If I squint a bit and go by technicalities, I can see that the CPU actually has five Stack Pointers. That is because with some programming tricks, I can use the Index Offset memory addressing like a Stack Pointer.
How?
Well, the Y and Z Index Registers each have their own Y/Z Offset registers with signed 16 bit numbers. The Index Register itself acts as the base address for the Stack, while the Offset register allows to move up and down along the stack.
Nothing. But it takes four operations to fake an Index Register Stack Pointer operation like POP
.
LD R00, @Y+R #load from memory to R00
LD R01, YOR #load Y Offset Register to R01
INC R01 #increment R01
ST R01, YOR #save R01 to Y Offset Register
The above assembler is a pop operation on this Pseudo Stack Pointer.
But… If I use up/down counters to implement the Y/Z Offset Registers, I could drop four operations to two, by getting rid of the load/store set for the Offset Registers. Instead it gets reduced to a INCO/DECO
operation for Increment/Decrement Offset Register.
Useful in themselves, for example for iterating over strings and arrays, but… Why not handle this Pseudo Stack a pointer as an actual Stack Pointer in that case? Why not implement add then to PUSH/POP
?
Why not indeed…
But five stack pointers are such an awkward number in binary…
So… Since currently push and pop have an operand for the Stack Pointer, split them in two. One PUSH/POP
for the System Stack Pointer and PUSHS/POPS
for the four Secondary Stack Pointers.
And while I am at it…
Why not turn the SP2 and SP3 into another pair of Index and Offset Register pairs, for a set of W, X, Y and Z Index Registers.
Would be a bit awkward again, with the space needed in the small memory space allocated for the special registers.

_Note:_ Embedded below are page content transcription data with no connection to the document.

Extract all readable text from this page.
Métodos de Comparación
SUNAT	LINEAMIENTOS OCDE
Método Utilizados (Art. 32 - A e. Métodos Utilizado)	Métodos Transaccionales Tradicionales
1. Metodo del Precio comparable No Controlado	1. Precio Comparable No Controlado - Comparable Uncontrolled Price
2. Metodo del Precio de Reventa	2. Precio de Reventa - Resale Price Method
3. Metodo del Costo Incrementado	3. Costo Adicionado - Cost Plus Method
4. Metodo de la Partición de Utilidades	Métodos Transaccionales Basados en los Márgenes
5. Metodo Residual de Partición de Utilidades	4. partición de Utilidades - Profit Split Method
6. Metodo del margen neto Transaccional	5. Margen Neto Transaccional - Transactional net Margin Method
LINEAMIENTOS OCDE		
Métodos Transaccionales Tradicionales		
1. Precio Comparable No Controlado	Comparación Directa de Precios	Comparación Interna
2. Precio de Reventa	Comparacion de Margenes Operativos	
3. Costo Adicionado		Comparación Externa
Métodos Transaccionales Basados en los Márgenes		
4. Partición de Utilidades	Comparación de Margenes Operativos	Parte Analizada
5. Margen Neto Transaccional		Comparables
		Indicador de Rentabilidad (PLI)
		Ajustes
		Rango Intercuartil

I would be missing one memor word to save one Offset register.
So, I could cut it down to three Index Registers doubling as Secondary Stack Pointers, or I put the Offset Registers into the General use registers.
A third option would be to mask off one word to contain the upper four address bits of the four Index Registers, but that would be awkward…
So, I think I will go with three Index/Offset Register pairs, X, Y and Z. I can live with that.
Being reduced to four (Pseudo) Stack Pointers also means that I can get rid of PUSHS/POPS
and simply use PUSH/POP
with the Stack Pointer number.
Other uses of these new Stack Pointers
There is a fun side effect of the while thing. Namely that this makes reading and writing strings faster reducing it to one, respective two operations.
Reading can be done with a simple POP
, while the reading needs to happen with a ST
, followed by an INCO
of the used Offset register for the Index Register/Stack Pointer.
I could mess with more hardware here, but I think that would be too much for too little gain.
Conclusion
All of this now leaves me with having to add it all to the existing document, as well as having to make a new post concerning those changes.
But since I am still in the design phase, it’s not a problem. If there were any actual hardware already, it would be a bigger problem.
Another thought would be… How would this impact making a LISP interpreter?
😄